Police have already arrested 10 people, including other former News of the World reporters and editors. One, Press Association royal reporter Laura Elston, was cleared by police on Monday. None of the others has yet been charged.
Even more senior figures could face arrest, including James Murdoch, chairman of BSkyB and chief executive of his father’s European and Asian operations. James Murdoch did not directly oversee the News of the World, but he approved payments to some of the paper’s most prominent hacking victims, including 700,000 pounds ($1.1 million) to Professional Footballers’ Association chief Gordon Taylor.

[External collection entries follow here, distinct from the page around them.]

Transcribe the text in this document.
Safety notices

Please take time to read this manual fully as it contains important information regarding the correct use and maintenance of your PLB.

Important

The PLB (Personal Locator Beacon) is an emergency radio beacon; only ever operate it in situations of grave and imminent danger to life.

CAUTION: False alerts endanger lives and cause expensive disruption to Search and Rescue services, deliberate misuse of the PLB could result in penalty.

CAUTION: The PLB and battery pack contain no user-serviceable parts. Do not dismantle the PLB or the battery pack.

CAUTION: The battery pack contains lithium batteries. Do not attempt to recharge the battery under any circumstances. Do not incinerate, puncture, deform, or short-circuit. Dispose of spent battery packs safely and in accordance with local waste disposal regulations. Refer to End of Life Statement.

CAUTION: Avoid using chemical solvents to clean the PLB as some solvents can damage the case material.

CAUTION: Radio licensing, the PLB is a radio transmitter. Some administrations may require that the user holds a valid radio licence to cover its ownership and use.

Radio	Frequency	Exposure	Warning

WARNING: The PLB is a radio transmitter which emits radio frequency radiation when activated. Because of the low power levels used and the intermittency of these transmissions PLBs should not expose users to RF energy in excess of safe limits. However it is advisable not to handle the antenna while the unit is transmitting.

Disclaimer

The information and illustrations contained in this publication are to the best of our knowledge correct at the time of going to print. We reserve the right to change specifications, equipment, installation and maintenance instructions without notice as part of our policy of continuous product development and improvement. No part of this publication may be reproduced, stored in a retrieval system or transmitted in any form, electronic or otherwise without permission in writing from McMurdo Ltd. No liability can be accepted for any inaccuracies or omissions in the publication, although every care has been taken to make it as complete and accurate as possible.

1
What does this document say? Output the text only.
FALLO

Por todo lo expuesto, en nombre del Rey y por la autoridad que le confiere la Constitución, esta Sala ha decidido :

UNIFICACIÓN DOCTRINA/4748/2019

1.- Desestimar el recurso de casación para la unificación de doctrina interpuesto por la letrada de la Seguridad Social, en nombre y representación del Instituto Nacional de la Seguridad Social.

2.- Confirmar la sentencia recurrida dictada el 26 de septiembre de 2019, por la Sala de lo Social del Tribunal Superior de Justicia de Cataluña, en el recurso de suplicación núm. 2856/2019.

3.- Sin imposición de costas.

James Murdoch said last week that he “did not have a complete picture” when he approved the payouts.
At Tuesday’s committee hearing, which will be televised, politicians will seek more details about the scale of criminality at the News of the World. The Murdochs will try to avoid incriminating themselves or doing more harm to their business without misleading Parliament, which is a crime.
Hinton, too, could face questioning over wrongdoing at the News of the World during his 12 years as executive chairman of News International. But Hinton is an American citizen living in the U.S., so British authorities would have to seek his extradition if he refused to come willingly.
In the latest twist in the legal saga, Britain’s Serious Fraud Office, Britain’s anti-fraud agency, said Monday it was giving “full consideration” to a request from a lawmaker that it open an investigation into Murdoch’s News Corp.
• Danica Kirka contributed to this report.